The case of the Ontario child is absolutely tragic. But the tragedy goes even further if nothing is learned from this or other similar incidents. Did many pharmacy owners respond to this story by sharing it with their teams and re-evaluating their own safety procedures to prevent a similar event? In conversations with colleagues and from independent experience it is clear to me that community pharmacy practice tends to be more reactive than proactive when it comes to error management.
Anecdotally, the typical response to an error occurrence in practice is often finger pointing or the “blame game”. Those who weren’t responsible consider themselves fortunate and figure it’s not their problem since someone else made the mistake. The plan of action is often simply “don’t do it again” and ensuring “I’ll be more careful next time”. If this is the status quo in a pharmacy (or any organization for that matter) it is unacceptable. A real plan needs to be in place to prevent the error as simply willing it not to occur is an ineffective blueprint for error prevention.
Errors should be learning opportunities. While there are standard enforced policies in hospital pharmacy practice to respond to errors, consider how likely a community pharmacy is to perform assessment methods, such as a root cause analysis. A clear consistent and fully developed approach is paramount to support the continuous quality improvement (CQI) that is already required in pharmacy scope of practice.
Consider the following social media post that followed a story of the Ontario child:
“My daughter was given my prescription with her name on it. I looked and noticed it was wrong and went back and questioned the pharmacist and he said ‘mistakes happen’. Are you kidding me, buddy? If I had given her that dose of anxiety meds it would have hurt her. We since changed pharmacy, but will forever worry about it and always double check.”

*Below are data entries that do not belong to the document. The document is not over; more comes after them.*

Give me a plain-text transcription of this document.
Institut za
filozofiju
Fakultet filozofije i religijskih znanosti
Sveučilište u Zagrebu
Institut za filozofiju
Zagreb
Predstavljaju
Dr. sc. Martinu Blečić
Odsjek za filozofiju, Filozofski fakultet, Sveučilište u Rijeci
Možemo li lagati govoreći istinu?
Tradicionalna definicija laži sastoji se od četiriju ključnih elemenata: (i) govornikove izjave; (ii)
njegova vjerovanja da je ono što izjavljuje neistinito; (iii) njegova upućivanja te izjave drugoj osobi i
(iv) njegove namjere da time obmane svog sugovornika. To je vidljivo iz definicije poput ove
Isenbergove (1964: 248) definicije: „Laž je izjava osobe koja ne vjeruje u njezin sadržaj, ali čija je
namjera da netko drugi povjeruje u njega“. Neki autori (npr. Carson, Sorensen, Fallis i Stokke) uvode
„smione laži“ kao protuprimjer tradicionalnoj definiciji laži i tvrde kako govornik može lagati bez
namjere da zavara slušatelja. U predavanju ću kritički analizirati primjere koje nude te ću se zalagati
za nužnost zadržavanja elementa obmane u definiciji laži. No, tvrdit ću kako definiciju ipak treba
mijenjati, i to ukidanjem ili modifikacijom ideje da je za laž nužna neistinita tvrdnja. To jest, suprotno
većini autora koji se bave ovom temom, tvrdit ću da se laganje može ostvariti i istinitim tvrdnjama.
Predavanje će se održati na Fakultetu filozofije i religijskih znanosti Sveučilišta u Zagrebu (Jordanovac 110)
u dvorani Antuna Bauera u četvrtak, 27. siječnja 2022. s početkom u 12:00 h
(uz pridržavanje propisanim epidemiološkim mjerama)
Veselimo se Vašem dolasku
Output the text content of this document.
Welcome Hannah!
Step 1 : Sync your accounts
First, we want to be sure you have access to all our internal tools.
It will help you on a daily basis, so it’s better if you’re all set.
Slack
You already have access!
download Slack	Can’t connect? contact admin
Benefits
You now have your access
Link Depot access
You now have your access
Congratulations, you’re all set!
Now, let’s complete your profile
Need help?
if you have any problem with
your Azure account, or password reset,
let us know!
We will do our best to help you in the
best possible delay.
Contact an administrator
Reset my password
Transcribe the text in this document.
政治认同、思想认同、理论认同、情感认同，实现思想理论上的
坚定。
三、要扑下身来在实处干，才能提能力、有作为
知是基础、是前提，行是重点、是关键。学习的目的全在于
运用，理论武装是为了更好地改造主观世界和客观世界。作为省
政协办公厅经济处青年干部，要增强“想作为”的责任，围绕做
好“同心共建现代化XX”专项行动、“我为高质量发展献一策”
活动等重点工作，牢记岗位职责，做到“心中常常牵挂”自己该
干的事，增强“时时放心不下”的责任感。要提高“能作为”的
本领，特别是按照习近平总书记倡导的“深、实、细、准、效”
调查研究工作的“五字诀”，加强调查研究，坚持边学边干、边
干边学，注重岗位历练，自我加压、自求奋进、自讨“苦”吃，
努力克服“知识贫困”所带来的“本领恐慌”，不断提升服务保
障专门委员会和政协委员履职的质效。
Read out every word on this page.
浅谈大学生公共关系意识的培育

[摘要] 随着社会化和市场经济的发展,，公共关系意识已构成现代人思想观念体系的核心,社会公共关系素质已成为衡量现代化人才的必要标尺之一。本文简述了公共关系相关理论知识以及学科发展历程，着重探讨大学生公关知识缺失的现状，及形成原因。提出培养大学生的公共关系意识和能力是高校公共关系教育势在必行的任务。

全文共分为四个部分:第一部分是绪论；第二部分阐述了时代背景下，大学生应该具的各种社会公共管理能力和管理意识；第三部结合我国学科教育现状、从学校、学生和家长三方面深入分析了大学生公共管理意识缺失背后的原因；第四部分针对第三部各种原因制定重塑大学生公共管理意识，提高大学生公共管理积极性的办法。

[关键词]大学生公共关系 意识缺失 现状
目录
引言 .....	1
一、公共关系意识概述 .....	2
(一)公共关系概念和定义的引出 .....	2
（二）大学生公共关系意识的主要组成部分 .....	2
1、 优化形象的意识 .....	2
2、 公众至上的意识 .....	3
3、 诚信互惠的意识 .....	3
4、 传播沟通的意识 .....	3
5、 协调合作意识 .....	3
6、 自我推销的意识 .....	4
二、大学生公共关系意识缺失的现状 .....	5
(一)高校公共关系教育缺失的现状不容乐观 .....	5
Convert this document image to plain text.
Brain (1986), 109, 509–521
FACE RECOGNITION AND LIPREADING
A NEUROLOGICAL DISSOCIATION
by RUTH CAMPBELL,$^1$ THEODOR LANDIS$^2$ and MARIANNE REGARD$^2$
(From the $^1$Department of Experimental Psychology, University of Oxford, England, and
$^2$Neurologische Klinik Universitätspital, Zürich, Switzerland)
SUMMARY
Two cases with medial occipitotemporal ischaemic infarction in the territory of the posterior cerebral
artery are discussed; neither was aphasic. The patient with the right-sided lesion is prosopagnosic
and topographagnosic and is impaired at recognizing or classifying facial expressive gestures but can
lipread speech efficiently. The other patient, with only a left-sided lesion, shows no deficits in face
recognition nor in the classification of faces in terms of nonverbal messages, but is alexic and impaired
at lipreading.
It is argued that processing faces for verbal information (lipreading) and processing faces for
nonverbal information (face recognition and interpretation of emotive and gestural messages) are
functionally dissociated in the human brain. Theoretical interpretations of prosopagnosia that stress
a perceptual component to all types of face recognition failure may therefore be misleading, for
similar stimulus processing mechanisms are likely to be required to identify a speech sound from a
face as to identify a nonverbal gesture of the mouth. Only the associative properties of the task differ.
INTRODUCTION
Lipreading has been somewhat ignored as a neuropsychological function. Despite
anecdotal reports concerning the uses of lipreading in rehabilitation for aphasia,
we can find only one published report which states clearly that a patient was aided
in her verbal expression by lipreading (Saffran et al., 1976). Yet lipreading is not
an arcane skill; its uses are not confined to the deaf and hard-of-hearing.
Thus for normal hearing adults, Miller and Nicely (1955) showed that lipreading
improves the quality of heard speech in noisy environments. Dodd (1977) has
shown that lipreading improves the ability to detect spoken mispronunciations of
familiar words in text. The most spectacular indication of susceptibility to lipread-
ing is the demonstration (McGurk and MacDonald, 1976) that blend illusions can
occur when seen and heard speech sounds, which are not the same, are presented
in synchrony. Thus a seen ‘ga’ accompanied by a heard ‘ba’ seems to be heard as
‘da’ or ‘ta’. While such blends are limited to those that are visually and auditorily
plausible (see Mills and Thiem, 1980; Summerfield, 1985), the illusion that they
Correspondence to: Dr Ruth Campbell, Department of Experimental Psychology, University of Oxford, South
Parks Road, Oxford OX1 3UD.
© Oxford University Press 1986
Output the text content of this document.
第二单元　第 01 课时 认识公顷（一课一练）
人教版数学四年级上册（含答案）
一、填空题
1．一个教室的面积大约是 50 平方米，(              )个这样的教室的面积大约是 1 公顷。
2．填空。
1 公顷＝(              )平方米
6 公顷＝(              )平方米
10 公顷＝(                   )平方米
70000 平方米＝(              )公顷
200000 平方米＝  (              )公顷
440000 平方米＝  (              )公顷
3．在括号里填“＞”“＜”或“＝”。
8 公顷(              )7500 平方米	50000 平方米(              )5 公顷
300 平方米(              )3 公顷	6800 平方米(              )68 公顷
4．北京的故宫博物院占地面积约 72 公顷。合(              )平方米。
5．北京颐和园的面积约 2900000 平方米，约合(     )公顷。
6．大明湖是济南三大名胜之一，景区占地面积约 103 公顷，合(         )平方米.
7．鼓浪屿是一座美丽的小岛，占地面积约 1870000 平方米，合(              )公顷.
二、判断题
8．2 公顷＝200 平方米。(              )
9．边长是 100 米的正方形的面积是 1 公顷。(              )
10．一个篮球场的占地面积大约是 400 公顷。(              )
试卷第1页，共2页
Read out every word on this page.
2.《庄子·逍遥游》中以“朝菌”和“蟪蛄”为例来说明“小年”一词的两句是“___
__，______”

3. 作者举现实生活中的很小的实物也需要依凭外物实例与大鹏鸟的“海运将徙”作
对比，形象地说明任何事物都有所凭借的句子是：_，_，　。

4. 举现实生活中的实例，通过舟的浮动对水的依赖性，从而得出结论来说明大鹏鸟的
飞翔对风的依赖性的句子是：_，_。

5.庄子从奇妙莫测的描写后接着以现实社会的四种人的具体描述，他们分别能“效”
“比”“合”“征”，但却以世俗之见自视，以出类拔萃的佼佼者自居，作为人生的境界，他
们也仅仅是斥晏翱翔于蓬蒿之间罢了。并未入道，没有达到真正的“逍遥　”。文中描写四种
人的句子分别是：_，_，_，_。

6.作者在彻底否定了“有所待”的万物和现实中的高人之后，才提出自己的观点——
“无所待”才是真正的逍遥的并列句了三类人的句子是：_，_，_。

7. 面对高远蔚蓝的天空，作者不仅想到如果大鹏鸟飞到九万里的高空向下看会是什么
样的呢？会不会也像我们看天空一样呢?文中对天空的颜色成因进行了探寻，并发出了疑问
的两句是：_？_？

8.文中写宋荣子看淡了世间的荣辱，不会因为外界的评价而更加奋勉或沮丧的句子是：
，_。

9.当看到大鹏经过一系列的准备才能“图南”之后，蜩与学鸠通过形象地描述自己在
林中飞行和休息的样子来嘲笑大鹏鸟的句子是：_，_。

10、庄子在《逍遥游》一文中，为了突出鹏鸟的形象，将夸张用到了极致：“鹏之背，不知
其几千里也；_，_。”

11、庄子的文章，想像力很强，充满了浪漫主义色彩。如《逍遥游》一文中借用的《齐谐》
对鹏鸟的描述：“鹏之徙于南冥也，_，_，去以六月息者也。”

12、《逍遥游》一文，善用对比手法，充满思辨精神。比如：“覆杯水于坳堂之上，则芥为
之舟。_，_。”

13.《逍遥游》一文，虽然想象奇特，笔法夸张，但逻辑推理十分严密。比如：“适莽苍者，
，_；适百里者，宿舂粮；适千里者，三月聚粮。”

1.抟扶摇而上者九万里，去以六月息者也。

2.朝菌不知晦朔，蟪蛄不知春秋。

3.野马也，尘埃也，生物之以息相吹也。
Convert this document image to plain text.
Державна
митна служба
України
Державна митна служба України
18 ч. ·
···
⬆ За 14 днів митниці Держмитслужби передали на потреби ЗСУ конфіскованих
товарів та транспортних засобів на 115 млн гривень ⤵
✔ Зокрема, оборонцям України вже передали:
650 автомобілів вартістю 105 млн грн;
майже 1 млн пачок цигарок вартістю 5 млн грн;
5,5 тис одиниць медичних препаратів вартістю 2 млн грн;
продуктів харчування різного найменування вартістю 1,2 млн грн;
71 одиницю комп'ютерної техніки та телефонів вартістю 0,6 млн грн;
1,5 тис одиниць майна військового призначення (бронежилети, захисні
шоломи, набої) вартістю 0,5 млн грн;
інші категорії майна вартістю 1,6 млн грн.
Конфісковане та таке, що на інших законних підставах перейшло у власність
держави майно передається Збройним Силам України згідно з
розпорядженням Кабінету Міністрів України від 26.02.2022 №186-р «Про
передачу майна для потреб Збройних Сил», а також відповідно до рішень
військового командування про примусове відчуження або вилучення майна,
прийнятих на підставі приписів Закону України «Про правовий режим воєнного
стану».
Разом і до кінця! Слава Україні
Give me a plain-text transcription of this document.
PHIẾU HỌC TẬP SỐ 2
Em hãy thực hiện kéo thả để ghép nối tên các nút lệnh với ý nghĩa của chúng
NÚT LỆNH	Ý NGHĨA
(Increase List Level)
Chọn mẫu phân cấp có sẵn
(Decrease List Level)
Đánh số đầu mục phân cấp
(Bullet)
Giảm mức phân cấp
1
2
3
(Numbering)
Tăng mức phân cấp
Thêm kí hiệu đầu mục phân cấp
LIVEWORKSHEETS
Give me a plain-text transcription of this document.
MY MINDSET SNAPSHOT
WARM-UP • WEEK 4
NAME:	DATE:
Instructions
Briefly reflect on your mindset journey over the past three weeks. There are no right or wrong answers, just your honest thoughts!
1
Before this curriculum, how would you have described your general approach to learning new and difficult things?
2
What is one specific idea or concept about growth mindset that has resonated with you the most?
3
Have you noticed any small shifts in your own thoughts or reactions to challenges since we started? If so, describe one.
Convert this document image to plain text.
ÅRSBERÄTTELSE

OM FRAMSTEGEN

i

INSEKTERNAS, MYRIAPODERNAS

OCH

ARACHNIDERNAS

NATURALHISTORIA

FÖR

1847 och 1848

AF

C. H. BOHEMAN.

This example isn’t to paint all pharmacists with the same brush, but it does point out an important lesson. It is critical for both to ensure the safety of patients and maintain trust with them to address all errors with the same level of urgency. While it is staggering a pharmacist could possibly be so nonchalant in regards to an error, consider when a patient is simply shorted pills accidentally. Even these perceived “minor” mistakes should be treated with same level of care and seriousness. They are sometimes early markers for additional errors down the road.
Apologize and recognize the error, reassure the patient, and share effective steps that have been taken to prevent reoccurrence. When it comes to health caution must be taken to ensure trust and confidence are never breached.
This is not to ignore the reality that pharmacists face enormous pressure that is only increasing. Pharmacists are perpetually being asked to implement new professional services and additional responsibilities within already finite operations. The strategy of just cramming more into the current system already at capacity is a hotbed for increasing errors in the workplace. Clearly considerations of workflow and the labour model are necessary to support advances in risk reduction and improved safety in community practice.
This year governments, healthcare professionals and public stakeholders will continue the conversation on safety systems such as error reporting. In the meantime, community pharmacies can do their part and should target the new year to optimize safety and error risk reduction.
Top error prevention tips:
#1. Be proactive and perform risk and safety assessments of existing procedures at regular intervals.
#2. Treat near misses as errors and minor mistakes as hints that more serious ones could occur.
#3. Take errors seriously and effectively communicate them with patients, even if the outcome of the event was minor.
#4. Develop a clear plan if an error is made and put steps in place to prevent reoccurrence.
#5. Share both internal and external errors with the entire pharmacy team.
#6. Alert all stakeholders when an error is made (e.g. doctors, nurses, caregivers).
Andrew Schonbe a community pharmacist, former pharmacy owner, corporate manager at a pharmacy chain central office, and pharmacy educator.